Claude calls the Actor, gets back the computed metrics (engagement rate, trend, paywall ratio, cadence), and does the ranking for you. No CSV exports, no manual math.

***

### How Engagement Rate Works

Raw reaction counts don't tell you much on their own. A newsletter with 50K subscribers getting 400 reactions is performing worse than a newsletter with 5K subscribers getting 200 reactions.

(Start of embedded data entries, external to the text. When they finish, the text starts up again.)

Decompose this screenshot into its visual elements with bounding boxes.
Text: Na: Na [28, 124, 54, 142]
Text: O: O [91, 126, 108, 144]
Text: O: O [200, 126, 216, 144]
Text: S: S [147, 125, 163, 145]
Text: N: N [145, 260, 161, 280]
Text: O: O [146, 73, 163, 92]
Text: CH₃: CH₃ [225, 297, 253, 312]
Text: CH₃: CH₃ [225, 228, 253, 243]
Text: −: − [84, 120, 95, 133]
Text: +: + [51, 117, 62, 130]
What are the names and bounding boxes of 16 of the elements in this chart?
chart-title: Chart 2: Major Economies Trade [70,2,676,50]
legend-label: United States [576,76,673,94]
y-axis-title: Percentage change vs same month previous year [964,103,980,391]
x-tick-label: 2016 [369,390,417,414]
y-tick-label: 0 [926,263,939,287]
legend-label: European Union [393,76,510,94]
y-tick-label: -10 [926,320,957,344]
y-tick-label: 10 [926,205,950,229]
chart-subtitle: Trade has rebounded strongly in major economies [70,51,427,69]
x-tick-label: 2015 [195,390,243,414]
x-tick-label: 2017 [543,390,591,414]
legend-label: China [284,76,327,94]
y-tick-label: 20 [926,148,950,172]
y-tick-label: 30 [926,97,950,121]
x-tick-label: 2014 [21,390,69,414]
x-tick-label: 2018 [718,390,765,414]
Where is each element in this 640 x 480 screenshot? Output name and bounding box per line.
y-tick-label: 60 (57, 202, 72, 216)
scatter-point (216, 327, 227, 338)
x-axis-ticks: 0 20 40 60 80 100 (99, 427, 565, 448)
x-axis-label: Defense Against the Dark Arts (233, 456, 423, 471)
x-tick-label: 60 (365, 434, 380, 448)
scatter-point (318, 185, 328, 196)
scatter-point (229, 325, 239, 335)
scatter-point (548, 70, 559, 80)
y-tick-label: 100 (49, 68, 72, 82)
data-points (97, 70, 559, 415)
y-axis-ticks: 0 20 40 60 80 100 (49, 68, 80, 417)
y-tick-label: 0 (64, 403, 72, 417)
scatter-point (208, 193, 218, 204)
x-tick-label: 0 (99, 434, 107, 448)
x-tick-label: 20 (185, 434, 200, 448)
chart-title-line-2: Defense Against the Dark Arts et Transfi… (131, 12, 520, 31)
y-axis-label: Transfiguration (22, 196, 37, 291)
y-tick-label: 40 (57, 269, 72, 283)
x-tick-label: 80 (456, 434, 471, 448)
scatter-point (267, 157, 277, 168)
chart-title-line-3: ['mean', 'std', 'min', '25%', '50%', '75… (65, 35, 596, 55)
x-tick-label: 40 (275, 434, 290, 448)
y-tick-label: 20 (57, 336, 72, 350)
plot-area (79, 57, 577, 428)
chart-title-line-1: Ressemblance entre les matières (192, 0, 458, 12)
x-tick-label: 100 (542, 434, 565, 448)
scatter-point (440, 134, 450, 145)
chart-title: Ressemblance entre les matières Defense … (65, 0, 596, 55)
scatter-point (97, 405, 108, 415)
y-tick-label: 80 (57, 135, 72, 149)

Engagement rate = `avg_reactions / subscriber_count × 100`

This Actor computes it automatically. Industry ballpark: >0.1% is solid, >0.3% is strong, >0.5% is exceptional.

***

### Notes

- **Paid post content**: Substack enforces the paywall server-side. Paid posts return `content_available: false` and `body_text: null`. Free post content is fully extracted.
- **Subscriber count**: Extracted from the newsletter homepage where visible. Some newsletters hide this; those will return `subscriber_count: null` and `engagement_rate: null`.
- **Custom domains**: Works with plain subdomains (`platformer`), full Substack URLs (`https://platformer.substack.com`), or custom domains that resolve to Substack.
- **Rate limiting**: Default 1s delay between newsletters. Increase `delayMs` to 2000–3000 for large batches.
- **Proxy**: Requests route through Apify's automatic datacenter proxy by default, which is fast and reliable for Substack's HTTP API. A fresh IP is used per newsletter, and any request that fails through the proxy automatically retries on a direct connection, so one bad IP never drops a newsletter. Switch to Residential in `proxyConfiguration` only if you run into blocks.

***

### Tech

Python 3.11 · requests · No browser / Playwright required · HTTP-only for fast execution

***

Built by [Build to Launch](https://buildtolaunch.ai). AI systems for one-person businesses.

# Actor input Schema

## `newsletterUrls` (type: `array`):

Substack newsletter URLs or subdomains to research. Accepts full URLs (https://platformer.substack.com) or plain subdomains (platformer).

## `outputMode` (type: `string`):

analytics — one row per newsletter with engagement metrics and creator signals. posts — one row per article with full content. full — both: a summary row followed by article rows for each newsletter.

## `maxPostsPerNewsletter` (type: `integer`):

How many recent posts to pull per newsletter. In analytics mode this drives the engagement averages. In posts/full mode each post becomes one output row.

## `bodyFormat` (type: `string`):

Format for article body when outputMode is posts or full. text is clean plain text (best for NLP/LLMs). html is raw Substack HTML. both includes text and html fields.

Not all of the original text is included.